TEMYİZ EDEN (DAVACI) : …
VEKİLİ : …
KARŞI TARAF (DAVALI) : … Büyükşehir Belediye Başkanlığı /…
VEKİLİ : …

İSTEMİN KONUSU : … İdare Mahkemesi’nin … tarih ve E:…, K:… sayılı kararının temyizen incelenerek bozulması istenilmektedir.

YARGILAMA SÜRECİ :
Dava konusu istem: Davalı idarece gerçekleştirilen “nin Yetki ve Sorumluluğunda Bulunan ve İl Sınırları Dahilinde Kurulacak Çoklu ATM Kabin Yerlerinin Yapılması ve İşletme Hakkının Kiralanması İşi” ihalesine yönelik olarak, ihale uhdesinde kalan istekli ile davalı idare arasında imzalanan sözleşmenin iptali istenilmiştir.
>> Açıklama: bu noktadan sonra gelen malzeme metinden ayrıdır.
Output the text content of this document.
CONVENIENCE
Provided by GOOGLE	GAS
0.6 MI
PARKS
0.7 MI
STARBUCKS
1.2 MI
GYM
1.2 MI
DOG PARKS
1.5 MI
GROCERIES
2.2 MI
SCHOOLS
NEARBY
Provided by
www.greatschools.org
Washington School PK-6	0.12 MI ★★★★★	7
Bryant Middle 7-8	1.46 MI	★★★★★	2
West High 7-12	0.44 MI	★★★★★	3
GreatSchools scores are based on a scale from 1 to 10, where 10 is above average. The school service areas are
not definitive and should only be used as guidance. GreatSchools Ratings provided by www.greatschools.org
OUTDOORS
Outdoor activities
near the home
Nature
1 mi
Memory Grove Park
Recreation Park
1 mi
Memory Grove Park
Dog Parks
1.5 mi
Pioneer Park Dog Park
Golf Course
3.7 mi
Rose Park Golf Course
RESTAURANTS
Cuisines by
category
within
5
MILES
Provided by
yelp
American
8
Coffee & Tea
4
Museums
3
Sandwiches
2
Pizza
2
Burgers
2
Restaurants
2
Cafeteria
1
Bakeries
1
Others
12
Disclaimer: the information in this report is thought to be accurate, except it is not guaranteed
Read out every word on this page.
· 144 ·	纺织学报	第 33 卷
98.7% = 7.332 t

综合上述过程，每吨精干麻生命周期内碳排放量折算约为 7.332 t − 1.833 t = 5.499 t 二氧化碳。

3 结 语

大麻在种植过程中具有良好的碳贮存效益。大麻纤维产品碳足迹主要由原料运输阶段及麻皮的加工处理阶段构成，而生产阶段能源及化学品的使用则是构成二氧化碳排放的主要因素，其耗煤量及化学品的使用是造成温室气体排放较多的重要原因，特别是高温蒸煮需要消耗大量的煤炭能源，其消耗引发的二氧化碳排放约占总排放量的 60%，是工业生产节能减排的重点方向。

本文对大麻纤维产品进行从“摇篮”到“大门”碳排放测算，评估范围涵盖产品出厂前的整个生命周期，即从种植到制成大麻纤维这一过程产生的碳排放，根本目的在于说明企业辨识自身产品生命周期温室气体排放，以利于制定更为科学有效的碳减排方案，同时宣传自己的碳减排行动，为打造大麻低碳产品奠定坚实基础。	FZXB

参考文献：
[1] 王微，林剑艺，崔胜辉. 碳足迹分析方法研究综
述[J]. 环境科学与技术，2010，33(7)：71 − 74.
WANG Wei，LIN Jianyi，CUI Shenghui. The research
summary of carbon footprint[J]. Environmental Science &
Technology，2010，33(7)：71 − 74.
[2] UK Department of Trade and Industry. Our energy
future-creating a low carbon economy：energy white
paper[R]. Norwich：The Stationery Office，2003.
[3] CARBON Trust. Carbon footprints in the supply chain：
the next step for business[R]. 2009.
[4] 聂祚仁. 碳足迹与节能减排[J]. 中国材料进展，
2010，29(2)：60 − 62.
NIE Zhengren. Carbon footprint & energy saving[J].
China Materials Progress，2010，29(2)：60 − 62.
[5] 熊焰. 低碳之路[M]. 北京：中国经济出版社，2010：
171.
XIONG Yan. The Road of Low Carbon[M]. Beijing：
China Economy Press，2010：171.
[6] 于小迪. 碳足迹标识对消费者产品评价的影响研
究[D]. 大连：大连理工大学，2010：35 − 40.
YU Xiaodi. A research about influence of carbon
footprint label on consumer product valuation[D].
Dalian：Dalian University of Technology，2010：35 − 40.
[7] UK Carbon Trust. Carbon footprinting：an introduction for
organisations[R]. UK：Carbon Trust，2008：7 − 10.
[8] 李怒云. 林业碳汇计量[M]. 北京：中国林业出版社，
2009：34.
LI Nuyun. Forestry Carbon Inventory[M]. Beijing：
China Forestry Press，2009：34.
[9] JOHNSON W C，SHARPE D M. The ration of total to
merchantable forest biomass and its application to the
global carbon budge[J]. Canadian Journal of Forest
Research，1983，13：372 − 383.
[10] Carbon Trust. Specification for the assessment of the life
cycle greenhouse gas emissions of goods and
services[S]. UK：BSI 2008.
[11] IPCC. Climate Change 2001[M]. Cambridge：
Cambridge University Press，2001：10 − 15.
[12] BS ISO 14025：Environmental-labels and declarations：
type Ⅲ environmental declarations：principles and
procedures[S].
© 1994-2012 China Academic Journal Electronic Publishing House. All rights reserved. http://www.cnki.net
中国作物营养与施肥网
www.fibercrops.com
İlk Derece Mahkemesi kararının özeti: … İdare Mahkemesi’nce verilen kararda; 2886 sayılı Devlet İhale Kanunu’nun kamu hukukunu ilgilendiren bir kanun olması nedeniyle, öğreti ile adli ve idari yargı uygulamasında sözleşme aşamasına kadar kanuna dayanılarak idarece alınan karar ve yapılan işlemlerin iptali istemiyle açılan davaların idarî yargı yerinde, sözleşme yapıldıktan sonra sözleşme hükümlerinin uygulanması nedeniyle ortaya çıkan uyuşmazlıkların ise sözleşme ve özel hukuk hükümlerine göre adlî yargı yerinde görülmesi gerektiği;
Dosyanın incelenmesinden, 13/06/2018 tarihinde yapılan ihalenin … Organizasyon Çiçekçilik Danışmanlık İnşaat Taahhüt – … isimli kişinin uhdesinde bırakıldığı, ihale sonucunda ihale sözleşmesinin imzalanması üzerine ihale sözleşmesinin iptali istemiyle bakılan davanın açıldığı;
Somut olayda uyuşmazlığın konusunun, davalı idare ile ihale uhdesinde kalan kişi arasında imzalanan sözleşmeye ilişkin ve anılan işin idarenin yürütmek zorunda olduğu sürekli kamu hizmetine ilişkin idari sözleşme niteliği taşımadığı nitekim, yapılacak kabinlerin mülkiyetinin ihaleyi alan kişinin üzerinde kaldığı, ihale safhası tamamlanıp sözleşme imzalandıktan ve yer teslimi yapılarak sözleşme hükümleri uygulanmaya başladıktan sonra özel hukuku ilgilendiren sözleşmenin iptalinin istenilmesinin özel hukuk hükümlerine göre adli yargı yerinde çözümlenmesi gerektiği sonucuna varılmıştır.
Belirtilen gerekçelerle, davanın görev yönünden reddine karar verilmiştir.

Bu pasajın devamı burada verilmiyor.